Why is the government still standing by while Britain chokes?
Britain, under the Tories, is blighted by multiple crises but, as World Alzheimer’s Month begins today, it is the link between the social care and air quality crises that are worth urgent exploration.
Poor air quality in the UK is linked to 40,000 deaths every year. It’s a public health crisis that costs taxpayers almost £30bn every year.
The biggest source of the two main types of air pollutants in the UK is road transport, accounting for 31% of nitrogen oxides (NOx), 18% of PM10 and 19.5% of PM2.5 emissions – tiny particles. At urban monitoring sites, road traffic accounts for more than 64% of air pollution.
The headline figures illustrate the scale of an issue that has encouraged only apathy from the Conservative government. But hidden beneath the statistics is a possible link between air pollution and Alzheimer’s disease.
Alzheimer’s is a progressive brain disease that eventually strips sufferers of their ability to live independently. It currently affects almost a million people in the UK and is the most common type of dementia. More than 200,000 people will develop Alzheimer’s this year.
Dementia is the leading cause of death for women in England and the second biggest cause of death for men. There is no cure but delaying the onset of dementia by five years could halve the number of deaths from the condition and save 30,000 lives a year.
The latest research finds exposure to particulate pollution (PM2.5), produced by vehicle breaking and as a byproduct of combustion, can nearly double the risk of women over 65 developing Alzheimer’s. The University of Southern California research is the first of its kind to demonstrate that air pollution interacts with a so-called ‘Alzheimer’s risk’ gene – APOE4 – to accelerate brain ageing.
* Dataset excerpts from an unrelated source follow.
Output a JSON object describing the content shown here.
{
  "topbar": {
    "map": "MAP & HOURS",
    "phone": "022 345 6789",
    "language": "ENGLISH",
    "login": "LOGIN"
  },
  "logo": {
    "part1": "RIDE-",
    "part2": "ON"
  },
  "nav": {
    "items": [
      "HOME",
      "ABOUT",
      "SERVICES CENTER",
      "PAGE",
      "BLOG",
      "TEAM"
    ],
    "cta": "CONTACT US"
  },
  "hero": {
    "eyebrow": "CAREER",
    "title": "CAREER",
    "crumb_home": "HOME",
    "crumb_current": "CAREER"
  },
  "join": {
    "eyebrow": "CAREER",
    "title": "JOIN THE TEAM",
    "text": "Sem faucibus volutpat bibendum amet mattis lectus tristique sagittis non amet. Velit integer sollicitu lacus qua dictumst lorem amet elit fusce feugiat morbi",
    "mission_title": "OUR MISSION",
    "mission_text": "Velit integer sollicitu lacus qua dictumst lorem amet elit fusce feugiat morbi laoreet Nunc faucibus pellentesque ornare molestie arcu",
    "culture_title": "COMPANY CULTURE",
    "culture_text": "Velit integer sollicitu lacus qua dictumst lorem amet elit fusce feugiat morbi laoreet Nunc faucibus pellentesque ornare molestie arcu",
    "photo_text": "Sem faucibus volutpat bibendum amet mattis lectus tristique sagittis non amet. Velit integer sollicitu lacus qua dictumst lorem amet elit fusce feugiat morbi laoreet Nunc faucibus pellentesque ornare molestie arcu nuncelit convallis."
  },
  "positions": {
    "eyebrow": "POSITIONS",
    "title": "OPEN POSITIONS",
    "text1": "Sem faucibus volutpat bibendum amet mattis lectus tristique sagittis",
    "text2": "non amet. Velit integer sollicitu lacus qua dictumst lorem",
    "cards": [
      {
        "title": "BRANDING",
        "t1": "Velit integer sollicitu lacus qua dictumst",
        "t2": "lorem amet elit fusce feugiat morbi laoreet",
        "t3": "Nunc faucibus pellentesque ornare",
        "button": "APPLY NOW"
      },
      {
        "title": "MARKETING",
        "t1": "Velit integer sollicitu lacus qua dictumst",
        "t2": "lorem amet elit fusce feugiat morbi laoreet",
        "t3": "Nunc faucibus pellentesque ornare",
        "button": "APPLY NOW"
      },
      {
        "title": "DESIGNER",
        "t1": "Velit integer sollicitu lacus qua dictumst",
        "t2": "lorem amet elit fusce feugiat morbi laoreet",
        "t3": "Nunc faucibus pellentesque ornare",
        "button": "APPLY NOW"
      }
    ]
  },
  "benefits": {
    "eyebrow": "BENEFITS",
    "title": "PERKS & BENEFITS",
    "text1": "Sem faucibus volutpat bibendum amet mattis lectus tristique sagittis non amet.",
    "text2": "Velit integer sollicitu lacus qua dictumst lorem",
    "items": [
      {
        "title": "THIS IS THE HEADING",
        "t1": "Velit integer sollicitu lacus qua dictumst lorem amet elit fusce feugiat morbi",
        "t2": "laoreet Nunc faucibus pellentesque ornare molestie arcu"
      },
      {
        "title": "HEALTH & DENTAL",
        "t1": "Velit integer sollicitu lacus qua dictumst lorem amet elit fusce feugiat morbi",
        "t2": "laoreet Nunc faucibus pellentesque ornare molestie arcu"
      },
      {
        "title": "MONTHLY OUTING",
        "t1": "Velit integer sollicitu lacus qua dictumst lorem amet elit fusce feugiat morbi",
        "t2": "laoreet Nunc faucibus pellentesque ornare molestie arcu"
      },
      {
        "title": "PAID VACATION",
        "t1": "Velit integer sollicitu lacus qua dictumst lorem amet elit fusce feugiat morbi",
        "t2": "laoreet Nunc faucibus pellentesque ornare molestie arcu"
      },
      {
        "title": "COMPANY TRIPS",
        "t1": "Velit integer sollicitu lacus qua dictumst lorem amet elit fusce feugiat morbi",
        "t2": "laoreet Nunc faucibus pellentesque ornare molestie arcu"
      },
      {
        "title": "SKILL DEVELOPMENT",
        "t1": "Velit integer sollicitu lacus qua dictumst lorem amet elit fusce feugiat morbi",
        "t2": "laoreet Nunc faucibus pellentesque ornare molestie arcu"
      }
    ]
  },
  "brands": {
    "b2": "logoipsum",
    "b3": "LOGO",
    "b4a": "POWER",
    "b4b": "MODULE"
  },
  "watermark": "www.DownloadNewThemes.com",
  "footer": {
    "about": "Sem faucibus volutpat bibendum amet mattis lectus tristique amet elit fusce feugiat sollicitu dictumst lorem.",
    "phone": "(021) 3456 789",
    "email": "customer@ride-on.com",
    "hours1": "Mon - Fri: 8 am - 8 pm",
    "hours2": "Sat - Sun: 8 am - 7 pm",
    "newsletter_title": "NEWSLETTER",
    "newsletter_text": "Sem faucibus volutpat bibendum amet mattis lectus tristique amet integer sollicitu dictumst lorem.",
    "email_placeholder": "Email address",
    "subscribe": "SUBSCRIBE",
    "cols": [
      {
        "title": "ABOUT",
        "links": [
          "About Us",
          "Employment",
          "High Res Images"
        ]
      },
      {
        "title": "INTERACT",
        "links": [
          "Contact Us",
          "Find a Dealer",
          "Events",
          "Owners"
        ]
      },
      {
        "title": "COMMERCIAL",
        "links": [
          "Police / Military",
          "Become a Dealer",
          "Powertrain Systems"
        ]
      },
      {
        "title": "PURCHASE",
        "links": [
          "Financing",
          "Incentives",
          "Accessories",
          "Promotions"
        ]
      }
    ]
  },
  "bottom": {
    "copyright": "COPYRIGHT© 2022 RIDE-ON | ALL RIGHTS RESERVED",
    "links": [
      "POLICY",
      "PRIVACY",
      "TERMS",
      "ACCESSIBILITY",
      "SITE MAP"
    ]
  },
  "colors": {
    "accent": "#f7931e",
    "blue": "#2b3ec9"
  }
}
The study is not the first, however, to reveal a link between particulate air pollution, cognitive ageing and Alzheimer’s.
Researchers at the University of Toronto, earlier this year, reported that among the 6.6 million inhabitants of Ontario, those living within 50m of a major road were 12% more likely to develop dementia than those living more than 200m away – the difference in particulate pollution levels at these distances can be tenfold.
And it was almost a decade ago that a Mexican study first suggested a correlation between the neurodegeneration in dogs – and the presence of amyloid-β, a protein linked to Alzheimer’s – and the levels of air pollution in Mexico City. The neuroscientist leading the study, Lilian Calderón-Garcidueñas, also found a similar pattern of neurodegeneration in children and young adults.
However, Calderón-Garcidueñas’s study didn’t have rigorous controls or account for the fact that the presence of amyloid-β, although linked with the disease, doesn’t necessarily signal Alzheimer’s.
It is important, therefore, to be clear that no study has yet established how particulate matter pollution might enter the brain or exactly how it causes damage while there. But the studies do provide an emerging picture of particulate pollution as a plausible risk factor in the development of Alzheimer’s.
The EU precautionary principle mandates: action should be taken to mitigate plausible risks until they are proven not to be risks at all. By sticking to it, the UK Government could ease the parallel air quality and social care crises – for which they’re responsible.
At best, urgent and bold action on air pollution will help prevent thousands from developing Alzheimer’s and reduce the number of deaths linked to air pollution. At worst, it will just help prevent tens of thousands of unnecessary deaths and save the British taxpayer almost £30bn a year. It’s a win-win situation.
It begs the question then: why is the government still standing by while Britain chokes?